Vietnamese short stories make bestseller in France (March 22, 2005)
The translator of a Vietnamese collection of short stories in French that hit huge success in France, talked with Thanh Nien.
Au rez-de-chausseáe du paradis (The ground floor of heaven), a collection of Vietnamese modern short stories by young writers, was published in France early this year by famous publisher Philippe Picquier.
The book has been an ”unimmaginable success” in France, according to the country’s top cultural magazine Télérama.
The stories in the book were collected and translated into French by Doan Cam Thi, Doctor of Literature, who is currently a senior lecturer in a university in Paris, France.
The following is a full transcript of her interview with Thanh Nien.
Q: This was the first time a collection of short stories by young Vietnamese writers was introduced to French readers. Could you tell us where you got the idea?
A: My job is to study, review and teach Vietnam’s modern literature. Since 2002, I have been drawn to the works of young Vietnamese writers, starting with Phan Thi Vang Anh, Ngo Tu Lap, Nguyen Binh Phuong, Nguyen Viet Ha, and then to Phan Trieu Hai, Nguyen Trong Nghia, and Nguyen Ngoc Tu.
The more I studied, the more I was attracted by these writers. Furthermore, many of them have a need for idea exchange and argument. Obviously they have been well aware of their creation : wirting is a job, an attitute, and a way of life. Therefore I wanted to introduce them to French readers.

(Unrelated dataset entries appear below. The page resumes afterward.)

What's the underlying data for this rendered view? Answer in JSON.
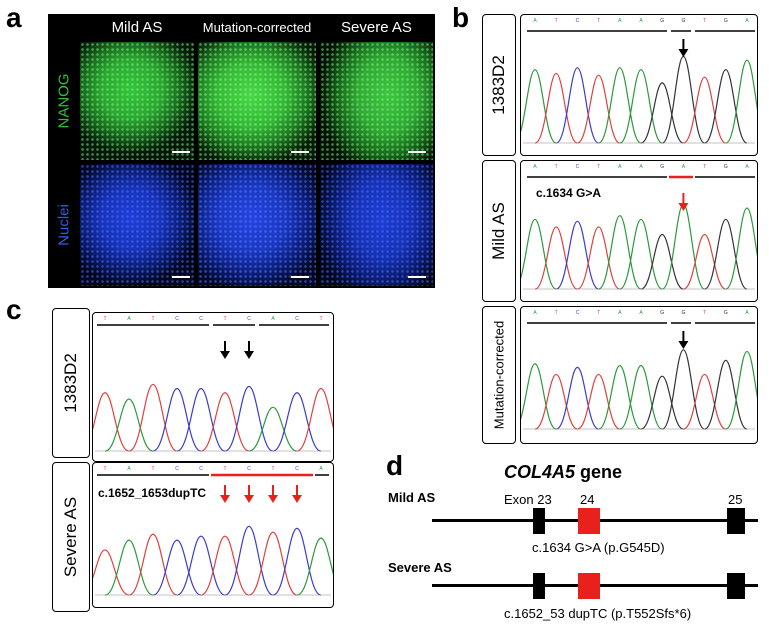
{
  "panels": {
    "a": "a",
    "b": "b",
    "c": "c",
    "d": "d"
  },
  "panel_a": {
    "columns": [
      "Mild AS",
      "Mutation-corrected",
      "Severe AS"
    ],
    "rows": [
      "NANOG",
      "Nuclei"
    ],
    "colors": {
      "nanog": "#2fbf3a",
      "nuclei": "#1a3fd0"
    }
  },
  "panel_b": {
    "traces": [
      {
        "label": "1383D2",
        "bases": "ATCTAAGGTGA",
        "annotation": ""
      },
      {
        "label": "Mild AS",
        "bases": "ATCTAAGATGA",
        "annotation": "c.1634 G>A"
      },
      {
        "label": "Mutation-corrected",
        "bases": "ATCTAAGGTGA",
        "annotation": ""
      }
    ]
  },
  "panel_c": {
    "traces": [
      {
        "label": "1383D2",
        "bases": "TATCCTCACT",
        "annotation": ""
      },
      {
        "label": "Severe AS",
        "bases": "TATCCTCTCA",
        "annotation": "c.1652_1653dupTC"
      }
    ]
  },
  "panel_d": {
    "title": "COL4A5",
    "title_suffix": " gene",
    "rows": [
      {
        "label": "Mild AS",
        "mutation": "c.1634 G>A (p.G545D)"
      },
      {
        "label": "Severe AS",
        "mutation": "c.1652_53 dupTC (p.T552Sfs*6)"
      }
    ],
    "exon_labels": {
      "exon23": "Exon 23",
      "exon24": "24",
      "exon25": "25"
    },
    "colors": {
      "mutant_exon": "#e8211d",
      "exon": "#000000"
    }
  }
}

Q: Did you have to cope with any difficulties when collecting and translating the work?
A: I have to say that it was not an easy task. First, I had to find a publisher that was willing to take the risk with me. After listening to my request to translate young Vietnamese literature, Philippe Picquier, director of the publisher, asked me a very straightforward question : ”Tell me why I should publish these young writers ?”

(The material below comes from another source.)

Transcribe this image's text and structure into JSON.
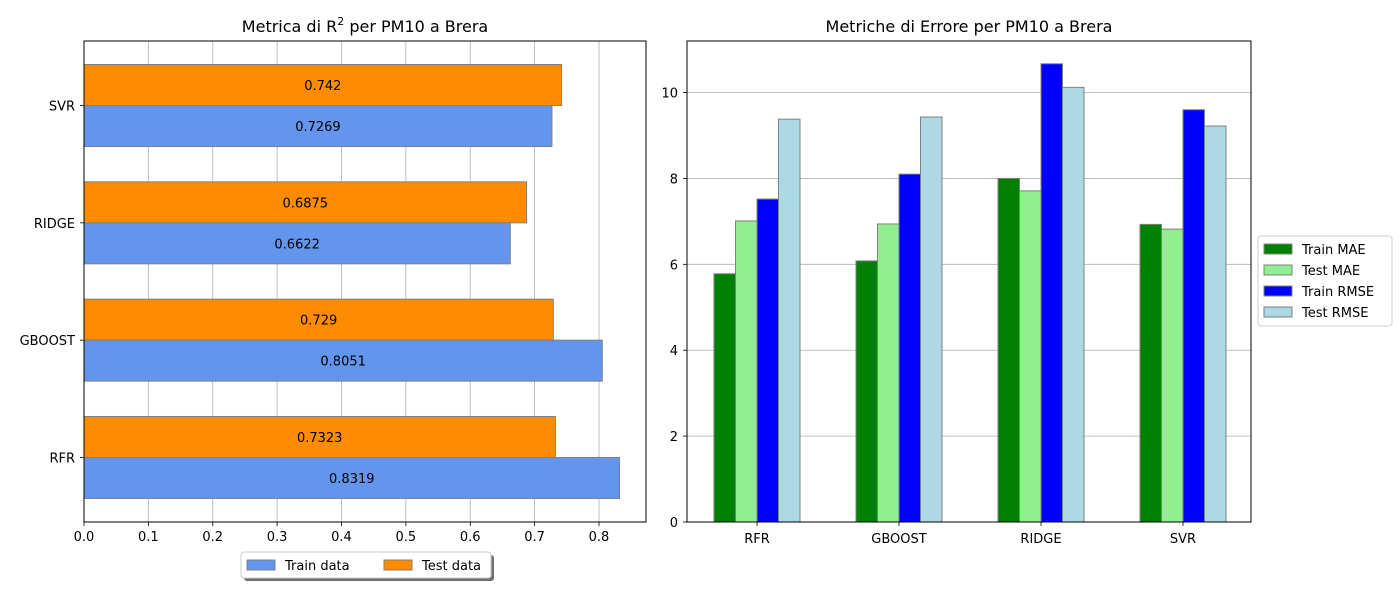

The favorable condition is I trusted my feeling, and Au rez-de-chausseáe du paradis was the answer. The result was unexpected as the book attracted a large number of French and French-speaking readers, reflected through warm feedback from French media.
Q: Could you tell us in more detail how the book came out?
A: Télérama, France’s leading art and literature magazine, with a circulation of 674,400 copies, said : ” People in France no longer talk about a far and away Vietnam, but this country is back with a breath of fresh air in the form of a literary collection of stories about dreams and its wounds today.”
The book has been the best-selling Vietnamese book in French, according to the online retailer Amazon’s book chart. Reader feedback was positive, calling the work attractive and worth reading, discovering a different Vietnam.
Q: What is your thinking about the correlation between Vietnamese literature and that of the world?
A: Is it the biggest challenge of young Vietnamese writers to integrate Vietnam’s literature with the world’s literature?
Vietnam’s literature is becoming fresher, a reflection of the younger population. Recently, literary circles have been witness to the prominence of writers born in 1970s’ and 1980s’, with aspirations and adventurousness. It is a possitive sign. And like many readers, I do have hope.